Cantimine moved in tides, its crowds ebbing here, flowing there, and keeping mainly to the shores. Paparazzi had set up shop outside of the CSC’s military zone, but for the most part the citizens and tourists were far too wrapped up in the celebrations to bother. After all, why rush? There was plenty of time before the duel, and either way, that was the event most of them had come to see. Perhaps they were waiting, not wanting to invest themselves too heavily into a pilot that might be dead in a few days’ time. Afterwards, one there was a victor, there would likely be a surge in people wanting pictures, and autographs, and to scream that they knew the winner would win, because it was obvious, and they never doubted.

At least for the locals that was not the case. Camille exited the zone to a fanfare of camera clicks and cheering, like some returning hero. Among the posters and signs of her, and Foudre, there were people wearing jerseys with her name on them, and the crest of the Cantimine high school, where evidently her fencing legend had begun. She met the crowd with expected temperance, but not unkindness. She spoke little, but signed and nodded and expressed quiet thanks to those who met her eyes.

The twins saw a smaller but still excited welcome, and as Quinn stepped into view there was the beginnings of a roar of appreciation for her as well. Then, suddenly, a surge of excitement, and all attentions and cameras and pointed fingers went skyward. The Saviors were coming down on the lifts. It was a brief but effective window, and Quinn was able to slip out of the zone without a crowd following after her.

Northwest.
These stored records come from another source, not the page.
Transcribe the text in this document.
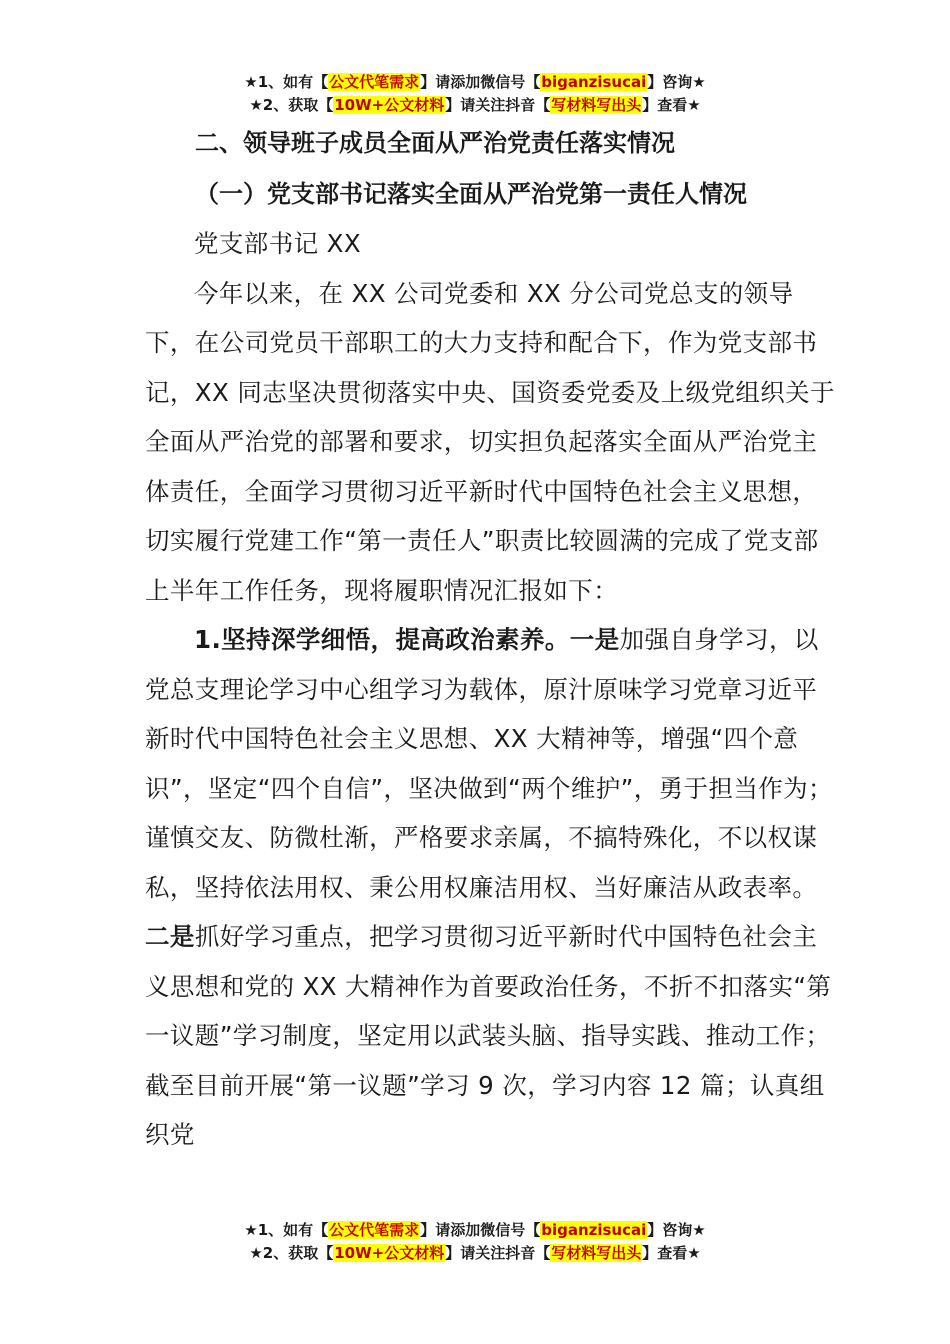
★1、如有【公文代笔需求】请添加微信号【biganzisucai】咨询★
★2、获取【10W+公文材料】请关注抖音【写材料写出头】查看★
二、领导班子成员全面从严治党责任落实情况
（一）党支部书记落实全面从严治党第一责任人情况

党支部书记 XX

今年以来，在 XX 公司党委和 XX 分公司党总支的领导下，在公司党员干部职工的大力支持和配合下，作为党支部书记，XX 同志坚决贯彻落实中央、国资委党委及上级党组织关于全面从严治党的部署和要求，切实担负起落实全面从严治党主体责任，全面学习贯彻习近平新时代中国特色社会主义思想，切实履行党建工作“第一责任人”职责比较圆满的完成了党支部上半年工作任务，现将履职情况汇报如下：

1.坚持深学细悟，提高政治素养。一是加强自身学习，以党总支理论学习中心组学习为载体，原汁原味学习党章习近平新时代中国特色社会主义思想、XX 大精神等，增强“四个意识”，坚定“四个自信”，坚决做到“两个维护”，勇于担当作为；谨慎交友、防微杜渐，严格要求亲属，不搞特殊化，不以权谋私，坚持依法用权、秉公用权廉洁用权、当好廉洁从政表率。二是抓好学习重点，把学习贯彻习近平新时代中国特色社会主义思想和党的 XX 大精神作为首要政治任务，不折不扣落实“第一议题”学习制度，坚定用以武装头脑、指导实践、推动工作；截至目前开展“第一议题”学习 9 次，学习内容 12 篇；认真组织党

★1、如有【公文代笔需求】请添加微信号【biganzisucai】咨询★
★2、获取【10W+公文材料】请关注抖音【写材料写出头】查看★
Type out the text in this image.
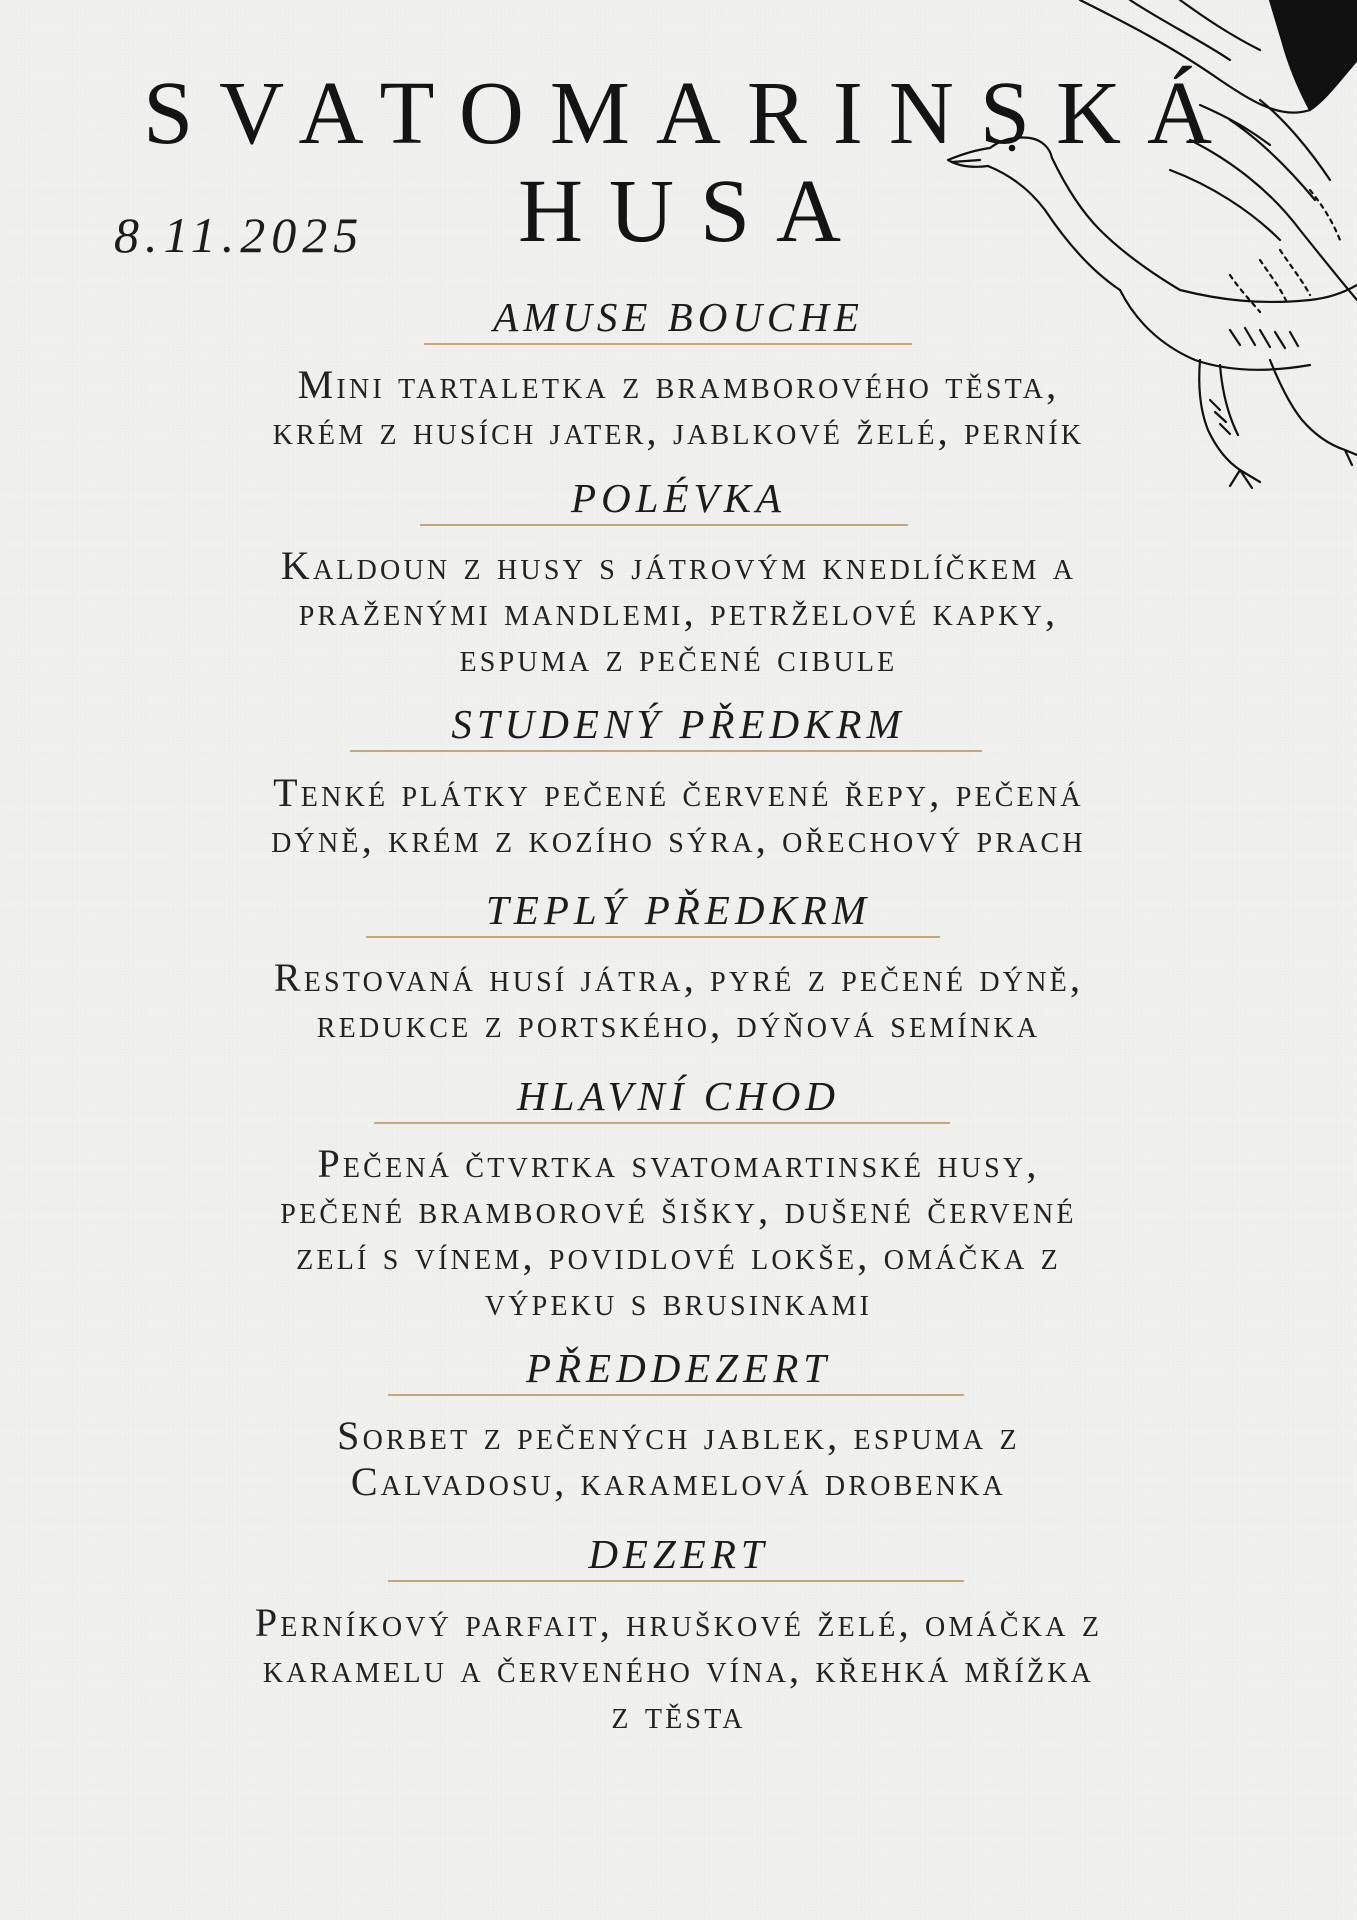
SVATOMARINSKÁ
HUSA
8.11.2025
AMUSE BOUCHE
Mini tartaletka z bramborového těsta,
krém z husích jater, jablkové želé, perník
POLÉVKA
Kaldoun z husy s játrovým knedlíčkem a
praženými mandlemi, petrželové kapky,
espuma z pečené cibule
STUDENÝ PŘEDKRM
Tenké plátky pečené červené řepy, pečená
dýně, krém z kozího sýra, ořechový prach
TEPLÝ PŘEDKRM
Restovaná husí játra, pyré z pečené dýně,
redukce z portského, dýňová semínka
HLAVNÍ CHOD
Pečená čtvrtka svatomartinské husy,
pečené bramborové šišky, dušené červené
zelí s vínem, povidlové lokše, omáčka z
výpeku s brusinkami
PŘEDDEZERT
Sorbet z pečených jablek, espuma z
Calvadosu, karamelová drobenka
DEZERT
Perníkový parfait, hruškové želé, omáčka z
karamelu a červeného vína, křehká mřížka
z těsta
Neighborhoods. Parks. Cantimine was not terribly difficult to navigate, and even staying clear of the main roads, she was able to find that suburban delta where township trickled into residence. People were scarce, and those she passed hardly noticed her, likely thinking she was a local herself, or just out on a walk for some peace and quiet. The roads began to wind between roads of houses, narrowing and forking, looping, but distant trees towering over rooftops led the way.

Some of the parks were plain. Empty fields with one or two benches, designed more for pets than people. Others were playgrounds for children, who didn’t care much for the crowds of strangers and the loud noises. Eventually she found one empty, an amalgam of an open grove and the remnants of a metal jungle gym, with a small basketball court grafted onto it, a rainbow carousel, a pair of swings near a duck pond.

Save for the occasional quacking, and the distant festive rumble of the town, it was quiet. A whole space to herself, for as long as that would last. A moment to breathe. Rare. Cherished.